When I learned that he was a native Harlemite, I told him I was unsure how friendly to be to strangers.
“If you don’t want to be spoken to, then move to Minnesota or Oregon or somewhere. I don’t get why some women have to be a bitch about it,” he replied in his strong New York accent.
My smile weakened.
I realized that no amount of smiling or lying to most men can thwart their intentions. If they want me, and there is no other man by my side, then they feel as if they have a right to make advances towards me as soon as I come into their sight. That I don’t want them is irrelevant. When men pursue black women, the women are always considered culpable, as if their presence alone is an excuse for a male to act unlawfully. If I am a child on the playground, I am a part of the game to be slapped on the ass; if I am not worthy enough to be assaulted by a black or brown boy, then I am undesirable.

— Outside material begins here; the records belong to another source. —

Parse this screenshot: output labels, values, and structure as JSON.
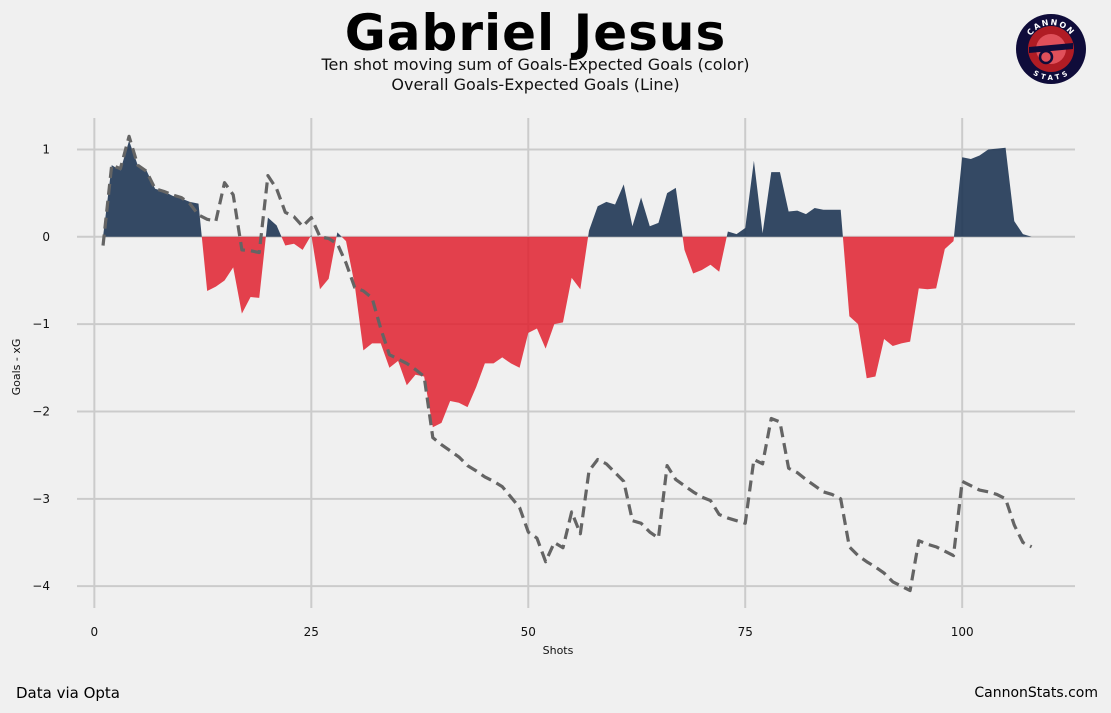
{
  "header": {
    "title": "Gabriel Jesus",
    "subtitle_line1": "Ten shot moving sum of Goals-Expected Goals (color)",
    "subtitle_line2": "Overall Goals-Expected Goals (Line)"
  },
  "footer": {
    "source": "Data via Opta",
    "site": "CannonStats.com"
  },
  "logo": {
    "top_text": "CANNON",
    "bottom_text": "STATS"
  },
  "colors": {
    "background": "#f0f0f0",
    "positive": "#1f3654",
    "negative": "#e0212f",
    "line": "#646464",
    "grid": "#cbcbcb"
  },
  "chart_data": {
    "type": "area",
    "xlabel": "Shots",
    "ylabel": "Goals - xG",
    "xlim": [
      -2,
      113
    ],
    "ylim": [
      -4.25,
      1.36
    ],
    "xticks": [
      0,
      25,
      50,
      75,
      100
    ],
    "yticks": [
      1,
      0,
      -1,
      -2,
      -3,
      -4
    ],
    "ytick_labels": [
      "1",
      "0",
      "−1",
      "−2",
      "−3",
      "−4"
    ],
    "grid": true,
    "series": [
      {
        "style": "filled area, blue above zero, red below zero",
        "x": [
          1,
          2,
          3,
          4,
          5,
          6,
          7,
          8,
          9,
          10,
          11,
          12,
          13,
          14,
          15,
          16,
          17,
          18,
          19,
          20,
          21,
          22,
          23,
          24,
          25,
          26,
          27,
          28,
          29,
          30,
          31,
          32,
          33,
          34,
          35,
          36,
          37,
          38,
          39,
          40,
          41,
          42,
          43,
          44,
          45,
          46,
          47,
          48,
          49,
          50,
          51,
          52,
          53,
          54,
          55,
          56,
          57,
          58,
          59,
          60,
          61,
          62,
          63,
          64,
          65,
          66,
          67,
          68,
          69,
          70,
          71,
          72,
          73,
          74,
          75,
          76,
          77,
          78,
          79,
          80,
          81,
          82,
          83,
          84,
          85,
          86,
          87,
          88,
          89,
          90,
          91,
          92,
          93,
          94,
          95,
          96,
          97,
          98,
          99,
          100,
          101,
          102,
          103,
          104,
          105,
          106,
          107,
          108
        ],
        "values": [
          0,
          0.82,
          0.76,
          1.1,
          0.82,
          0.76,
          0.55,
          0.52,
          0.47,
          0.44,
          0.4,
          0.38,
          -0.62,
          -0.57,
          -0.5,
          -0.35,
          -0.88,
          -0.69,
          -0.7,
          0.22,
          0.13,
          -0.1,
          -0.08,
          -0.15,
          0.02,
          -0.6,
          -0.48,
          0.05,
          -0.05,
          -0.55,
          -1.3,
          -1.22,
          -1.22,
          -1.5,
          -1.42,
          -1.7,
          -1.58,
          -1.6,
          -2.18,
          -2.13,
          -1.88,
          -1.9,
          -1.95,
          -1.72,
          -1.45,
          -1.45,
          -1.38,
          -1.45,
          -1.5,
          -1.1,
          -1.05,
          -1.28,
          -1.0,
          -0.98,
          -0.47,
          -0.6,
          0.07,
          0.35,
          0.4,
          0.37,
          0.6,
          0.12,
          0.45,
          0.12,
          0.16,
          0.5,
          0.56,
          -0.15,
          -0.42,
          -0.38,
          -0.32,
          -0.4,
          0.06,
          0.03,
          0.1,
          0.87,
          0.04,
          0.74,
          0.74,
          0.29,
          0.3,
          0.26,
          0.33,
          0.31,
          0.31,
          0.31,
          -0.91,
          -1.0,
          -1.62,
          -1.6,
          -1.17,
          -1.25,
          -1.22,
          -1.2,
          -0.59,
          -0.6,
          -0.59,
          -0.14,
          -0.05,
          0.91,
          0.89,
          0.93,
          1.0,
          1.01,
          1.02,
          0.18,
          0.03,
          0
        ]
      },
      {
        "style": "dashed line",
        "x": [
          1,
          2,
          3,
          4,
          5,
          6,
          7,
          8,
          9,
          10,
          11,
          12,
          13,
          14,
          15,
          16,
          17,
          18,
          19,
          20,
          21,
          22,
          23,
          24,
          25,
          26,
          27,
          28,
          29,
          30,
          31,
          32,
          33,
          34,
          35,
          36,
          37,
          38,
          39,
          40,
          41,
          42,
          43,
          44,
          45,
          46,
          47,
          48,
          49,
          50,
          51,
          52,
          53,
          54,
          55,
          56,
          57,
          58,
          59,
          60,
          61,
          62,
          63,
          64,
          65,
          66,
          67,
          68,
          69,
          70,
          71,
          72,
          73,
          74,
          75,
          76,
          77,
          78,
          79,
          80,
          81,
          82,
          83,
          84,
          85,
          86,
          87,
          88,
          89,
          90,
          91,
          92,
          93,
          94,
          95,
          96,
          97,
          98,
          99,
          100,
          101,
          102,
          103,
          104,
          105,
          106,
          107,
          108
        ],
        "values": [
          -0.1,
          0.82,
          0.78,
          1.15,
          0.82,
          0.75,
          0.55,
          0.52,
          0.48,
          0.45,
          0.38,
          0.25,
          0.2,
          0.18,
          0.62,
          0.48,
          -0.15,
          -0.16,
          -0.18,
          0.7,
          0.55,
          0.28,
          0.23,
          0.12,
          0.22,
          0.0,
          -0.02,
          -0.08,
          -0.3,
          -0.58,
          -0.62,
          -0.7,
          -1.05,
          -1.35,
          -1.4,
          -1.45,
          -1.52,
          -1.6,
          -2.3,
          -2.38,
          -2.45,
          -2.52,
          -2.62,
          -2.68,
          -2.75,
          -2.8,
          -2.86,
          -2.98,
          -3.1,
          -3.38,
          -3.45,
          -3.72,
          -3.5,
          -3.56,
          -3.15,
          -3.4,
          -2.68,
          -2.55,
          -2.6,
          -2.7,
          -2.8,
          -3.25,
          -3.28,
          -3.38,
          -3.45,
          -2.62,
          -2.78,
          -2.85,
          -2.92,
          -2.98,
          -3.02,
          -3.18,
          -3.22,
          -3.25,
          -3.28,
          -2.55,
          -2.6,
          -2.08,
          -2.12,
          -2.65,
          -2.7,
          -2.78,
          -2.85,
          -2.92,
          -2.95,
          -3.0,
          -3.55,
          -3.65,
          -3.72,
          -3.78,
          -3.85,
          -3.95,
          -4.0,
          -4.05,
          -3.48,
          -3.52,
          -3.55,
          -3.6,
          -3.65,
          -2.8,
          -2.85,
          -2.9,
          -2.92,
          -2.95,
          -3.0,
          -3.3,
          -3.5,
          -3.55
        ]
      }
    ]
  }
}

If a black woman in Louisiana did not cover her hair with a scarf, then she could cause a white man to lose restraint. During slavery, the idea of a “Jezebel,” or the black woman who has an insatiable libido, was used to justify relations between the slave master and his slaves. This expectation that all we want to do is fuck is reflected in how society does any and everything to suppress and spit on what comes naturally to us, like the hairs that grow out of our scalp, our dance moves, our language. Something must’ve happened during the first rape of a black female slave by a white captor, when the black man witnessed and could do nothing. She was humiliated, her body splayed open, and we as her descendants have yet to be given our clothes back. Every part of our body is a sex organ. We are present, and therefore we have to be theirs.
When I was a high school freshman, there was a twenty-year-old student who had been held back a couple years, and he always sat at the back of the bus. He would watch me, his eyes circling the circumference of my well-endowed chest before scaling my body. I considered his obvious attraction a compliment, because even more exciting for a teenage girl than captivating a guy is captivating an older guy. We exchanged numbers, and during one of our phone conversations my stepfather picked up the phone and was beside himself when he heard a grown man’s voice on the line. Before calling me down to the kitchen table, my stepfather called the guy, and as soon as he answered the phone, my stepfather boomed that he should never call the house again or else he would be reported to the police. I don’t think the guy got a word in before my stepfather cut him off by hanging up the phone.
When I was summoned downstairs, my mother and stepfather were silent.
“Did you know that that was a grown man on the phone?” my stepfather finally asked.
I shrugged. “He goes to my school.”
“Morgan,” my stepfather calmly replied, “that was a grown man on the phone. Do you know what he could have done to you?”